Be not too sure lest at the last

Grim disappointment grips you fast.

                    Billy Mink.

Jumper the Hare crouched under the big pile of brush where Old Man Coyote had driven him and wondered what he should do next. He didn’t dare leave that pile of brush for fear of Old Man Coyote, and he didn’t dare remain there for fear of Billy Mink. So Jumper was in despair. He couldn’t remember ever having been in quite such a bad situation. Not knowing what to do, he did nothing but sit still and shake with fright. From where he was he could peep out. He could see Old Man Coyote sitting down with his head on one side, as if studying some way to get Jumper out from under that pile of brush.

For perhaps two minutes Old Man Coyote sat that way. Suddenly he pricked up his ears and turned his head. Jumper knew that Old Man Coyote had heard something. Jumper crept a few steps nearer the edge of the old pile of brush in order to see out better. Right away he saw a slim, brown form bounding along toward him. It was Billy Mink.

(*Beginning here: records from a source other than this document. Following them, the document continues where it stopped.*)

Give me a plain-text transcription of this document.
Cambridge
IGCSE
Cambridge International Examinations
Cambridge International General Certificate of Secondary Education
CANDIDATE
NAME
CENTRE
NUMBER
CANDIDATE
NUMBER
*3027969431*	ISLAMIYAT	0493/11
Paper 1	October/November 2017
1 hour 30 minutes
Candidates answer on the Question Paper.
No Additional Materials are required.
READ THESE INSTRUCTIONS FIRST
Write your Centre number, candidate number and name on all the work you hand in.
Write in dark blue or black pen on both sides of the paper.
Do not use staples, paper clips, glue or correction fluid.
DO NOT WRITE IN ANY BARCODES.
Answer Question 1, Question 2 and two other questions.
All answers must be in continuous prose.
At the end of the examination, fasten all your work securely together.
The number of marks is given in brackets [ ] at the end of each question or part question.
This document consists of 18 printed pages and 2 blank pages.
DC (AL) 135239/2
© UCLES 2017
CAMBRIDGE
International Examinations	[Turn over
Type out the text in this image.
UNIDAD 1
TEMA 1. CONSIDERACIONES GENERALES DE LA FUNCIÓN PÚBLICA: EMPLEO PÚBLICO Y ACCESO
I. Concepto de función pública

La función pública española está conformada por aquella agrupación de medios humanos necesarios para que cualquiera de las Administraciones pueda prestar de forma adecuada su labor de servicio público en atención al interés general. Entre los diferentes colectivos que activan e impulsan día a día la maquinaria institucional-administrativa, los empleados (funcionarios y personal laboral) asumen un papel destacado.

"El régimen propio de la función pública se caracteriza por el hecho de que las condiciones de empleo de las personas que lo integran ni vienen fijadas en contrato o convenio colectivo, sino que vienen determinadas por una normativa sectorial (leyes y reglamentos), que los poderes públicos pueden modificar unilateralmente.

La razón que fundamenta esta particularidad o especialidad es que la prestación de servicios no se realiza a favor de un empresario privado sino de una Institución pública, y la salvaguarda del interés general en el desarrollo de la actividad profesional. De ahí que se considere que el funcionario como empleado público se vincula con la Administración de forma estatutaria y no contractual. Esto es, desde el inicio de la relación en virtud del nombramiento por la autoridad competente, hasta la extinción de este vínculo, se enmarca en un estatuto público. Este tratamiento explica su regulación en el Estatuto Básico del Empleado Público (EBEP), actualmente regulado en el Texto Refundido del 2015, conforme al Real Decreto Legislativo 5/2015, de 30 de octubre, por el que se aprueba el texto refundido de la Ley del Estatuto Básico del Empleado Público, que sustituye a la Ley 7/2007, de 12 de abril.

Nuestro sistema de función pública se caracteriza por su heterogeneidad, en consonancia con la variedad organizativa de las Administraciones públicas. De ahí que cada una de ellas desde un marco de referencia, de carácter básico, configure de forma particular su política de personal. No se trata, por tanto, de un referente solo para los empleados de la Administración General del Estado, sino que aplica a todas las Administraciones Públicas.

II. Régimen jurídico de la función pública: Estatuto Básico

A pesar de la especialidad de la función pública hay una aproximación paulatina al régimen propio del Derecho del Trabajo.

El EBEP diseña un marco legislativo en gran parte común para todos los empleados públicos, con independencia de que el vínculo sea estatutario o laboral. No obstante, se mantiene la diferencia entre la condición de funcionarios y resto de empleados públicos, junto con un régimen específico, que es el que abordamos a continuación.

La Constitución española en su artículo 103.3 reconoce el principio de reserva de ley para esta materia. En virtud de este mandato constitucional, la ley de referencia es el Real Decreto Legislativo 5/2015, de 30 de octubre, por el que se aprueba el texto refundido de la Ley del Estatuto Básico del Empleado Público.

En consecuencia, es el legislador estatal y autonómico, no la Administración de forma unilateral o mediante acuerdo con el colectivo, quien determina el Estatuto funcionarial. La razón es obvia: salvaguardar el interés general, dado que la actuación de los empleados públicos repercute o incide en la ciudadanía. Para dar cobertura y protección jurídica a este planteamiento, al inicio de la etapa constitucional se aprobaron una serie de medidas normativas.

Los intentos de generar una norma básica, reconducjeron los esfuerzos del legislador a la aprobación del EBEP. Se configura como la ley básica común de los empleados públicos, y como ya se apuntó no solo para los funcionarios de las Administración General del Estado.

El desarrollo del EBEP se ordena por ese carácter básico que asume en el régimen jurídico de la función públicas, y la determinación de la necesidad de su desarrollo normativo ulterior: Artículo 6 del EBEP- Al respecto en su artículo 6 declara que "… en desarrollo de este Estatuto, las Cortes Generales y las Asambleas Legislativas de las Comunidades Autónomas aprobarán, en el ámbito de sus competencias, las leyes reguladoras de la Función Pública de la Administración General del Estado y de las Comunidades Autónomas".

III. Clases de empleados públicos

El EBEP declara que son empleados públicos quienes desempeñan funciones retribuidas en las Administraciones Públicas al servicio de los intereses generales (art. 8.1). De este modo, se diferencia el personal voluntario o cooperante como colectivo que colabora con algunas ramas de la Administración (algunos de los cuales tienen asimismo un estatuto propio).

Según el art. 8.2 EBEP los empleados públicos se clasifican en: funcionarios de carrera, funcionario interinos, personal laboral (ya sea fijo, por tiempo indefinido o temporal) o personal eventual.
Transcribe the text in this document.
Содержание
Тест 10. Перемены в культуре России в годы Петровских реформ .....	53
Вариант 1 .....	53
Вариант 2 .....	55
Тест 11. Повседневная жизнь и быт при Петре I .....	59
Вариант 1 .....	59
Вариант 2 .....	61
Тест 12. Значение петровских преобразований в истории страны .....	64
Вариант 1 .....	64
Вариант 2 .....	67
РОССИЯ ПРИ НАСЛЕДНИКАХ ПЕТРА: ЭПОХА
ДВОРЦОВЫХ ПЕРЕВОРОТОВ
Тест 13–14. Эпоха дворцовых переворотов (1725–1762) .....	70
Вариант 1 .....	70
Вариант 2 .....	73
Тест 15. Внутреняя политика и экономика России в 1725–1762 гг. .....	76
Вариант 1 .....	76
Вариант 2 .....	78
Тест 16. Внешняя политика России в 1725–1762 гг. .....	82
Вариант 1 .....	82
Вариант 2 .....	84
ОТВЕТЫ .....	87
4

Old Man Coyote was crouched down with his feet set for a quick spring. Jumper knew then that Old Man Coyote had heard Billy Mink coming. It was this that had made him prick up his ears and turn. Billy Mink stopped very abruptly. Then like a flash he turned. He had seen Old Man Coyote, or else he had smelled him. The instant Billy Mink turned, Old Man Coyote sprang forward. There was no place near for Billy Mink to seek safety in save the brush pile where Jumper was and Old Man Coyote was between Billy and that brush pile.

“Old Man Coyote will get him this time,” thought Jumper, and didn’t know whether to be glad or sorry. He wanted with all his might to be rid of Billy Mink. At the same time he didn’t want anything to happen to Billy.

Billy Mink wasted no time looking for a hiding-place. Like a flash he climbed the nearest tree, for you know Billy is a very good climber. There, just out of reach of Old Man Coyote, Billy crouched on a limb and told Old Man Coyote just what he thought of him. Billy was angry clear through. It was one thing to hunt and quite another thing to be hunted. Old Man Coyote didn’t seem to mind what Billy Mink said. He sat down at the foot of the tree quite as if he intended to stay there.

Jumper waited to see no more. Very quietly he crept out from under the brush pile on the other side and then took to his heels. He meant to put as great a distance as possible between himself and these two enemies. And as he ran he chuckled. “That’s the time an enemy proved a friend,” said he, for he knew that he would have nothing more to fear from Billy Mink that night.